Вечером следующего дня ТЭК давал представление.
Торопили с ужином. Столовую надо было превратить в клуб. Отовсюду сносили скамейки, ставили их в ряды. Оставшуюся часть оборудовали под сцену. «Ах, Аллилуев — тенор! Как он поет! А Сланская — сопрано! Есть и баритон — Головин! Ерухимович, конечно же, что-то новенькое приготовил», — слышалось отовсюду.
Приготовления женщин к лагерному концерту были чем-то новым для меня и заразительным. В деревянном чемодане, подаренном мне ушедшей на волю тетей Полей, лежала все- та же марлевая косынка, подкрашенная синькой. Бурочки, сшитые Матвеем Ильичом, были на мне. Я решила идти на концерт в белом халате: будто бы прибежала с дежурства. Но «конторские» соседки запротестовали. На выбор были предложены три платья. Поддавшись радостному возбуждению, охватившему всех, я выбрала одно из чужих платьев. Незатейливое, забытое удовольствие иметь туалет «к лицу» кружило голову.
В клубе все уже было заполнено до отказа. Теснились, усаживались. Стихли. И вот сооруженный из серых больничных одеял занавес дрогнул и, качнувшись, рывками начал раздвигаться, открывая ярко раскрашенный задник, изображавший прерии. Заиграл оркестр, и сразу куда-то рвануло в непредусмотренную сторону, сбросило, кинуло и поволокло, затянув ошейник памяти и боли у поскользнувшейся на музыке души. Я судорожно залилась слезами. Плакали уже все, очутившись лицом к лицу с этой мощной неречевой стихией. Радио на колоннах не было. Я вовсе забыла, что музыка есть и может выражать так полно и многозначно то, что человек утаивает от себя…
В экзотических костюмах на сцене появились персонажи оперетты «Роз-Мари». Наваждением показалась знакомая ария Джима: «Цветок душистых прерий…» Опереточный сюжет заволновал, выбрав из сложной архитектоники чувств самое немудрящее и мелодраматическое.
Второе отделение состояло из концертных номеров: акробатическая пара, танцоры. Солисты Аллилуев, Головин и Сланская действительно впечатлили более всего, как и юморески в исполнении Ерухимовича. Позабыв все на свете, потеряв представление о месте и времени, мы слушали и, не стесняясь друг друга, то смеялись, то плакали, проживая слаженную гармонией мысль, тоску, желания и отчаяние.
Когда после концерта объявили: «Сейчас будут танцы», я тому никак не поверила. Само слово «танцы» казалось залетным, криминальным; за него вот-вот вроде бы должны наказать.
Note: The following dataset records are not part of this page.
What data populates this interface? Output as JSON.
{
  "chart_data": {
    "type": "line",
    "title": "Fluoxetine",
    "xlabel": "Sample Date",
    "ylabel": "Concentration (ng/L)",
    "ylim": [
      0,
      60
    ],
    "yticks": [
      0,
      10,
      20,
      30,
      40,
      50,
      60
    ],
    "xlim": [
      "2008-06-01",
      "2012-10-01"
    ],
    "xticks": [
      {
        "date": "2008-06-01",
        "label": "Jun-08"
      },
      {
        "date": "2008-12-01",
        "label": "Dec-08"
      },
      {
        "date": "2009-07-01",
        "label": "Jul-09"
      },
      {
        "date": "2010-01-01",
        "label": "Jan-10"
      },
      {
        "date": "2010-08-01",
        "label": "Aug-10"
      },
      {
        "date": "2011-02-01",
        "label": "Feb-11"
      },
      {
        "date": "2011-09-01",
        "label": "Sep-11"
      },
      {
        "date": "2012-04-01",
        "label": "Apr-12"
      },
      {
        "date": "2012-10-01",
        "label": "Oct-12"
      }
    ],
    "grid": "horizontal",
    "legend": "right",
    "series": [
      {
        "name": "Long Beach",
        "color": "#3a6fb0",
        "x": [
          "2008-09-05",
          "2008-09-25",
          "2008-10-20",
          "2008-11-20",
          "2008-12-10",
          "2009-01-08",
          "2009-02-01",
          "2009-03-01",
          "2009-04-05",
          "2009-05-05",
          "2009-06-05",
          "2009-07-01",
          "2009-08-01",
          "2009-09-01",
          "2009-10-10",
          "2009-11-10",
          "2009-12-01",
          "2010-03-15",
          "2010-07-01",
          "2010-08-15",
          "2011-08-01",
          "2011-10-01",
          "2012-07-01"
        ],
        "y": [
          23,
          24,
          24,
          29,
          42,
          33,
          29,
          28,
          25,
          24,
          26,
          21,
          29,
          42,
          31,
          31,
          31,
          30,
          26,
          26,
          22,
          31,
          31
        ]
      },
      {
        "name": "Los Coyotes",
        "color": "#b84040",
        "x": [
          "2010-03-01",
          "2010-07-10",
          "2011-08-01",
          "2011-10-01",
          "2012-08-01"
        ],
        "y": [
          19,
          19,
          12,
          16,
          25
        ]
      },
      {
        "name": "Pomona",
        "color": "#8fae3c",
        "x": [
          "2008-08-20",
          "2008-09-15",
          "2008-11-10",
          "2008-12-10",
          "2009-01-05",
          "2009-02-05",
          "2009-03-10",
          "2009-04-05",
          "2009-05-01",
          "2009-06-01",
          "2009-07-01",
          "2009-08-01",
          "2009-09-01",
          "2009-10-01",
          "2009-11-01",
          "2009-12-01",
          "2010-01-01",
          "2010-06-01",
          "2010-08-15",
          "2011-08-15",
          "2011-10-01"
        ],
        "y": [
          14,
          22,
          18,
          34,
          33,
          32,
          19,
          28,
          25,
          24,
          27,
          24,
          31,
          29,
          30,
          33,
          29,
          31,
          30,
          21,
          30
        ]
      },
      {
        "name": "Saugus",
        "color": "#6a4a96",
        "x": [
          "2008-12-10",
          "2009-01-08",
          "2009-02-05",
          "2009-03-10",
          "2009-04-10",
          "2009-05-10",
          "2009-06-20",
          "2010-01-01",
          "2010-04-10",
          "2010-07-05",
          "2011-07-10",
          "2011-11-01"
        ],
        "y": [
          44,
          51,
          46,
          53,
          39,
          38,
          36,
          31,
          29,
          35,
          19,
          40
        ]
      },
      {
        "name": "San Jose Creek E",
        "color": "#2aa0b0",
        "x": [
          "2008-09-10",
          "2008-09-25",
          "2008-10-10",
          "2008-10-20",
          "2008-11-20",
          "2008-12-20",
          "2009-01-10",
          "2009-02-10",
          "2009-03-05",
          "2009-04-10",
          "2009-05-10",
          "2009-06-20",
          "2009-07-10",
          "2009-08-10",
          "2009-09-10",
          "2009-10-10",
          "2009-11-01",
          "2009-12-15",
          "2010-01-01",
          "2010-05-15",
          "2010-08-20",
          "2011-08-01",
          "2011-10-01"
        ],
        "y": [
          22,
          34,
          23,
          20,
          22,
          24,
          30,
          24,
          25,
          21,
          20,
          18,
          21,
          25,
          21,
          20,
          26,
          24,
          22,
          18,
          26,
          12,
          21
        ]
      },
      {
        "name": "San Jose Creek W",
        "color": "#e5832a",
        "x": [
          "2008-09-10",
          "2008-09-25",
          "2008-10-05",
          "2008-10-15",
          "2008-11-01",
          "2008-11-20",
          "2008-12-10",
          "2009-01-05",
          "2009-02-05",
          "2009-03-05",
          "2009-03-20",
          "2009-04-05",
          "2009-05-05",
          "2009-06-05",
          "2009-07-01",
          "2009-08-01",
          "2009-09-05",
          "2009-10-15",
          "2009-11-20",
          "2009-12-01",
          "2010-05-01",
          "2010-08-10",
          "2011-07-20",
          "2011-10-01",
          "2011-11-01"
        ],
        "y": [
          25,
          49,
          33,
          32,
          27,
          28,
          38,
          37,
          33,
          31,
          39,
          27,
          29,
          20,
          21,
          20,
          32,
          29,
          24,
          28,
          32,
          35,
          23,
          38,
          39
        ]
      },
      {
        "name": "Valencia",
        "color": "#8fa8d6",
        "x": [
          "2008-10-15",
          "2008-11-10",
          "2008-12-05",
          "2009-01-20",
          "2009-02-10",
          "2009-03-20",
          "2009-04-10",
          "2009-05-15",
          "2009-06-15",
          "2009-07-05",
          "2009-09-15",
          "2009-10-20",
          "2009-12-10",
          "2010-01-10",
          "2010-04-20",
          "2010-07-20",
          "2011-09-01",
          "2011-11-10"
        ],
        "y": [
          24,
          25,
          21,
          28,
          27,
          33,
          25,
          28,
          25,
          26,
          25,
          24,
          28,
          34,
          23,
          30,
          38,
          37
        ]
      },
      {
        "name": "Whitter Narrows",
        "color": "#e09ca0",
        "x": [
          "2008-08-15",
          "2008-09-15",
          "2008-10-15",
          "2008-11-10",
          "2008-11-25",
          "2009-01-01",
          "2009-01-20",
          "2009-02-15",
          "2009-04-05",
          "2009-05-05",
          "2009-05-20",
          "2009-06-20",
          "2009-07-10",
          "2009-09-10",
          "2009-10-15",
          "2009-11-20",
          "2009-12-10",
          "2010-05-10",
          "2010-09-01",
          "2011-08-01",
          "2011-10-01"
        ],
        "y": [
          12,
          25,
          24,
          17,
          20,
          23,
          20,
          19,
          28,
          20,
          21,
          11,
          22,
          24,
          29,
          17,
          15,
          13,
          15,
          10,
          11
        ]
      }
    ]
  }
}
Скамейки между тем были в пару минут сдвинуты к стене, опрокинуты одна на другую, и круг для желающих танцевать был освобожден.
Я видела, как выразительно смотрит на меня Филипп, приказывая взглядом: «Уйди!!!» Но уйти в общежитие, когда оркестр заиграл вальс и все во мне встрепенулось, было выше сил. Хотя бы круг вальса, один только круг, потом уйду. Так велика была жажда вспомнить, как я когда-то кружилась в залах Ленинграда, — будто взлетала куда-то, не помня себя от легкости, радости и восторга.
От приглашающих не было отбоя. Ко мне уже направлялся прославленный солист Аллилуев. «Не подчинюсь приказу! Не уйду!» Хотелось кружиться, все быстрее, все шире захватывать пространство. Но мешала не только зона, а и это яростное «уйди». Совершив над собой насилие, я вышла из клуба.
Освещенные окна столовой откидывали в морозную ночь свой свет. Смикшированная тощими стенами столовой музыка была слышна и здесь. Совсем хмельная, я обежала в вальсе один барак, другой. Хотелось взвиться со свистом туда, в бездонную звездную высь, став ведьмой, оседлать вон ту серебряную краюшку луны. Господи! Боже!
Молодость моя!
Моя чужая Молодость!
Мой сапожок непарный.
Воспаленные глаза сужая,
Так листок срывают календарный…
Одни, вернувшись с танцев, тут же ложились и засыпали, другие просили друг у друга закурить и вспоминали о любви, о доме, о муже, лежа с открытыми глазами, грезили о чем-то своем.